2.3.3 The Specialist Advisers listed key efficacy outcomes as quality of life (SGRQ score), lung volume and exercise capacity.
2.4 Safety
2.4.1 In the case series of 98 patients, one patient died at 25-day follow-up after pneumonia-related complications. In the case series of 30 patients (66 procedures), pneumonia was reported in 6% (4/66) and bronchitis in 4% (3/66) of procedures at 30-day follow-up.
2.4.2 Bronchospasm occurred shortly after the procedure in 6% (4/66), 5% (1/20), 5% (1/19) and 4% (2/57) of patients.
2.4.3 Periprocedural arrhythmia (not otherwise described) was reported in 9% (6/66) and periprocedural CO2 retention in 3% (2/66) in the series of 66 procedures on 30 patients.
2.4.4 Pneumothorax occurred across four studies in 20% (4/20), 10% (2/19), 7% (4/57), and 5% (1/19) of patients; most resolved spontaneously but one patient needed valve removal and two needed chest tube insertion.
2.4.5 The case series of 19 patients reported that a patient developed bronchial hypersecretion with worsening clinical status; this resolved after removing several valves at 12- and 29-day follow-up. Valve displacement (not otherwise described) occurred in another patient at 1-month follow-up; the valve was removed.
2.4.6 Post-procedural exacerbation of COPD occurred across three case series in 35% (20/57) and 17% (17/98) of patients, and 6% (4/66) of procedures (follow-up period ranged from 30 to 90 days).
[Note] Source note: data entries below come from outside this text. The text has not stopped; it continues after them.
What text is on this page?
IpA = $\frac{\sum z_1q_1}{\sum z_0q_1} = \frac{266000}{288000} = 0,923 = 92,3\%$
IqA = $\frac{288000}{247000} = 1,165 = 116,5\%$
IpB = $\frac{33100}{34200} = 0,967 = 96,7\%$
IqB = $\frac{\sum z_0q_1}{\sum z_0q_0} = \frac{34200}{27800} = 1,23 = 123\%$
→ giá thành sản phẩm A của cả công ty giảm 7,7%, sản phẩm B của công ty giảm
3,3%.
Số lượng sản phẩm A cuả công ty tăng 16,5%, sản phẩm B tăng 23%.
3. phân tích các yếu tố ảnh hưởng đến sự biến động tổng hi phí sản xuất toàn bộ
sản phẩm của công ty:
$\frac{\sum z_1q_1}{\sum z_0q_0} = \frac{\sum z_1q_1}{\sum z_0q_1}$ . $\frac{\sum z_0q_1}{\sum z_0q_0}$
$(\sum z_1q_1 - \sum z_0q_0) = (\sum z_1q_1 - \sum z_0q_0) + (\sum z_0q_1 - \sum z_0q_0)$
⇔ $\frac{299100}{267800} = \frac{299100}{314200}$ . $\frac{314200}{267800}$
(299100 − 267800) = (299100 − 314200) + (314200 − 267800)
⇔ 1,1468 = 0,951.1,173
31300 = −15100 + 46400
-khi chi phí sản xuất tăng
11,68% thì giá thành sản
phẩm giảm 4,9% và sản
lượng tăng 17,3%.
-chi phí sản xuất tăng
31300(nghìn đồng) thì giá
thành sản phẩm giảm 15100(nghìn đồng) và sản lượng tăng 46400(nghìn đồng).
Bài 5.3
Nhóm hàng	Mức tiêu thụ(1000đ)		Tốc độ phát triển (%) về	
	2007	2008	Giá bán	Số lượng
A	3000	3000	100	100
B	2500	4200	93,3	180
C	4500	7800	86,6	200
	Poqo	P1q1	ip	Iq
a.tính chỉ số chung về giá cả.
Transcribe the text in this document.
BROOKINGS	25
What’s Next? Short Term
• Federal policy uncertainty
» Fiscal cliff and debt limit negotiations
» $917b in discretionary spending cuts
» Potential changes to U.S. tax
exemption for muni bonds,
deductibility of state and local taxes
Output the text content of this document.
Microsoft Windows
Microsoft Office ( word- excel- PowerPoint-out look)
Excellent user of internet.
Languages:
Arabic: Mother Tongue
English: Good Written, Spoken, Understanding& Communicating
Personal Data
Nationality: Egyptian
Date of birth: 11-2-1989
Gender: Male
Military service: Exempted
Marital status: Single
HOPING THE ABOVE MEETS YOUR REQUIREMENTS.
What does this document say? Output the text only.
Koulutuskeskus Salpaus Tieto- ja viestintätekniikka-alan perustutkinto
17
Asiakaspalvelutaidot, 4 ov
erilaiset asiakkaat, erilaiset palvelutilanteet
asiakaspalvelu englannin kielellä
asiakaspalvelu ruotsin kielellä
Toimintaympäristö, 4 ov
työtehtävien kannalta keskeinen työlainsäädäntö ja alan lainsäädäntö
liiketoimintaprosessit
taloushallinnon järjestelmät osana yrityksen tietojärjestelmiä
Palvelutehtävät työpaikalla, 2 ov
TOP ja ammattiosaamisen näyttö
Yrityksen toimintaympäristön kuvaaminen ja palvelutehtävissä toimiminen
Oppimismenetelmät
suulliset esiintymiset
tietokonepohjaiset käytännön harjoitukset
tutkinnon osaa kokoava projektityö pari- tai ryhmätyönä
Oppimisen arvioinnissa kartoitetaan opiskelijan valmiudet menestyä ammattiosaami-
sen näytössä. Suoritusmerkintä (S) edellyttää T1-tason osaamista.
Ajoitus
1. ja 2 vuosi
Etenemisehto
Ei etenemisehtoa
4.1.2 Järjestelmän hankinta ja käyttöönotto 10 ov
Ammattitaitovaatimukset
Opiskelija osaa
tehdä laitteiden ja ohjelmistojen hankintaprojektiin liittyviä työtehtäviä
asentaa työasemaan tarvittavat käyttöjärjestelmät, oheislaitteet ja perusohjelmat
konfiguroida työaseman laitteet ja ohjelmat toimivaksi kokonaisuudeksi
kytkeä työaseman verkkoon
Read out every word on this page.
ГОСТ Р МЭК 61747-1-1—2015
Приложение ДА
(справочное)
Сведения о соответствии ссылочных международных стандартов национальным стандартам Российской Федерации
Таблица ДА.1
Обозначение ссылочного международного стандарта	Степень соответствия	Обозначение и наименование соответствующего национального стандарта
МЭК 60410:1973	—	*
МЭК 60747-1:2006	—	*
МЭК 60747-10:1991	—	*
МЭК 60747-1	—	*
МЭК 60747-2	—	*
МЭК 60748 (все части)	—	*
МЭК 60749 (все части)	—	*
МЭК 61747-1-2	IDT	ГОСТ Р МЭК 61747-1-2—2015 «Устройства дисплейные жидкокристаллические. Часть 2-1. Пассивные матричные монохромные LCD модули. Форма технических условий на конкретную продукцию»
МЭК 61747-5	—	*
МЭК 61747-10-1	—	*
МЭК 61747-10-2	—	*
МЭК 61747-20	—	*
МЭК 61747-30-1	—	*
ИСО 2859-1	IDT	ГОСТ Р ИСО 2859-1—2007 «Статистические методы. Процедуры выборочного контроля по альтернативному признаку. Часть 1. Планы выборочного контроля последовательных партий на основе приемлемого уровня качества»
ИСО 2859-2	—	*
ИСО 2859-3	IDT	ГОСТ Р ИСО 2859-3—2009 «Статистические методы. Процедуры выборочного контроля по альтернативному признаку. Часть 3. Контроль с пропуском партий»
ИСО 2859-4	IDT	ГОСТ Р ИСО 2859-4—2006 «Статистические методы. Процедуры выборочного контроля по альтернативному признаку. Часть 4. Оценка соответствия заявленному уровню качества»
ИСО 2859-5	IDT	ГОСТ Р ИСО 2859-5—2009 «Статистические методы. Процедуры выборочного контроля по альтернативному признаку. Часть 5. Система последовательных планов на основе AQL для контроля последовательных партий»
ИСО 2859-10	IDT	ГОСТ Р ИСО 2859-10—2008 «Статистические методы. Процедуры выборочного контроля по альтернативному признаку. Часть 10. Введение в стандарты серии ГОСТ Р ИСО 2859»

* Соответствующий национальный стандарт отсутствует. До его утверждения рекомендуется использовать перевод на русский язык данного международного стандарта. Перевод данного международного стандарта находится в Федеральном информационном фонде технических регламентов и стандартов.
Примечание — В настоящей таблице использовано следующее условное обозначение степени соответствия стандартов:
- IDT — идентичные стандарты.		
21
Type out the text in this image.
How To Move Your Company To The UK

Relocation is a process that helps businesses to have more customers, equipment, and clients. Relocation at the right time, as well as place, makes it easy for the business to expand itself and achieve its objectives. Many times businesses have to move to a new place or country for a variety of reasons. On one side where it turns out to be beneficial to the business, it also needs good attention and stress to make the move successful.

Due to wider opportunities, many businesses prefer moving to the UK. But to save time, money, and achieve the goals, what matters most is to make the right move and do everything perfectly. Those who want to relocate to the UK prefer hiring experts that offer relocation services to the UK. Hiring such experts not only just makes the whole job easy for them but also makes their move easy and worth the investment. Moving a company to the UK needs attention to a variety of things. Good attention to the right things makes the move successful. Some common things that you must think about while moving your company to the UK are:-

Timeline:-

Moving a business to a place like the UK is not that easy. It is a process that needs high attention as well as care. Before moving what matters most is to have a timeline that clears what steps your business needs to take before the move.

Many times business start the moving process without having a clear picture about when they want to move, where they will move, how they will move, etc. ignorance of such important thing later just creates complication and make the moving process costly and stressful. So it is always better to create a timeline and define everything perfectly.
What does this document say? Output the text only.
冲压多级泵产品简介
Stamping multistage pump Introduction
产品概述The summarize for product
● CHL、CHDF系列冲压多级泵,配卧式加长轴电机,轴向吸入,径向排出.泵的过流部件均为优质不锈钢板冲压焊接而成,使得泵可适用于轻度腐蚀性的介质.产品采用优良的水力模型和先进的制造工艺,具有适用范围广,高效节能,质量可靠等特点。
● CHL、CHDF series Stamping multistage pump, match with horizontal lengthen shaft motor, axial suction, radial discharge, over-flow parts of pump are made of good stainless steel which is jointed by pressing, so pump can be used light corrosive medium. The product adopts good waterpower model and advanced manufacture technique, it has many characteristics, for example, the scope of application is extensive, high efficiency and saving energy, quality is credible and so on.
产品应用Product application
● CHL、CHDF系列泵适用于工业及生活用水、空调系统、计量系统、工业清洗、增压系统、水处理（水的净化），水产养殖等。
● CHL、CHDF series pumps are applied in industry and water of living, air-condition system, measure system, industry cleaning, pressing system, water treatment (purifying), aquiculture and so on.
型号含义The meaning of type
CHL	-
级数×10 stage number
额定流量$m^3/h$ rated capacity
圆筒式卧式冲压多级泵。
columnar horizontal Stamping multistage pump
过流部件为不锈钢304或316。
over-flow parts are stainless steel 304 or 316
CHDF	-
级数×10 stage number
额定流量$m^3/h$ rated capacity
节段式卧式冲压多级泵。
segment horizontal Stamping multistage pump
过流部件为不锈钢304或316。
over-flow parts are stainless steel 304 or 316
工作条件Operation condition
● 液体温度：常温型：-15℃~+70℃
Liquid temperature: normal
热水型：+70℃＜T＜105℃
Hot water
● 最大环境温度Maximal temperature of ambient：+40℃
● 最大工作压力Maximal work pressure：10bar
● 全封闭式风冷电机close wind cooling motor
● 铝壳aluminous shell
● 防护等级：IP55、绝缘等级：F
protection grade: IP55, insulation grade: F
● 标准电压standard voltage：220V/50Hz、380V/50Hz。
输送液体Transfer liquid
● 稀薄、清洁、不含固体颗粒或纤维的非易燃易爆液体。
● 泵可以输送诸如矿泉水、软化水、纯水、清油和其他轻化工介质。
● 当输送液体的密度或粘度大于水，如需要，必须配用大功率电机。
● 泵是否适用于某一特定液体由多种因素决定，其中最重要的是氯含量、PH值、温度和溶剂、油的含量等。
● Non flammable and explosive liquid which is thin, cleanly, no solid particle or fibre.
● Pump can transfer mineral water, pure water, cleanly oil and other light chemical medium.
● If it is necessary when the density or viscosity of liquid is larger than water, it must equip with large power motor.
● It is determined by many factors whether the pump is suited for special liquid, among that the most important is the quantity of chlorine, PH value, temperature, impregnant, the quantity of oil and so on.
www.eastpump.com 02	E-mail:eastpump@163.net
2.4.7 The Specialist Advisers listed anecdotal adverse events as pneumonia, pneumothorax and death. Advisers considered theoretical adverse events to include bronchitis, haemoptysis, haemothorax, airway blockage, persistent cough, mucus plugging and exacerbation of COPD.
3 Further information
3.1 This guidance requires that clinicians undertaking the procedure make special arrangements for audit. NICE has identified relevant audit criteria and is developing an audit tool (which is for use at local discretion), which will be available when the guidance is published.
3.2 For related NICE guidance see www.nice.org.uk
Bruce Campbell
Chairman, Interventional Procedures Advisory Committee
July 2009
Personal data will not be posted on the NICE website. In accordance with the Data Protection Act names will be anonymised, other than in circumstances where explicit permission has been given.
It is the responsibility of consultees to accurately cite academic work in order that they can be validated.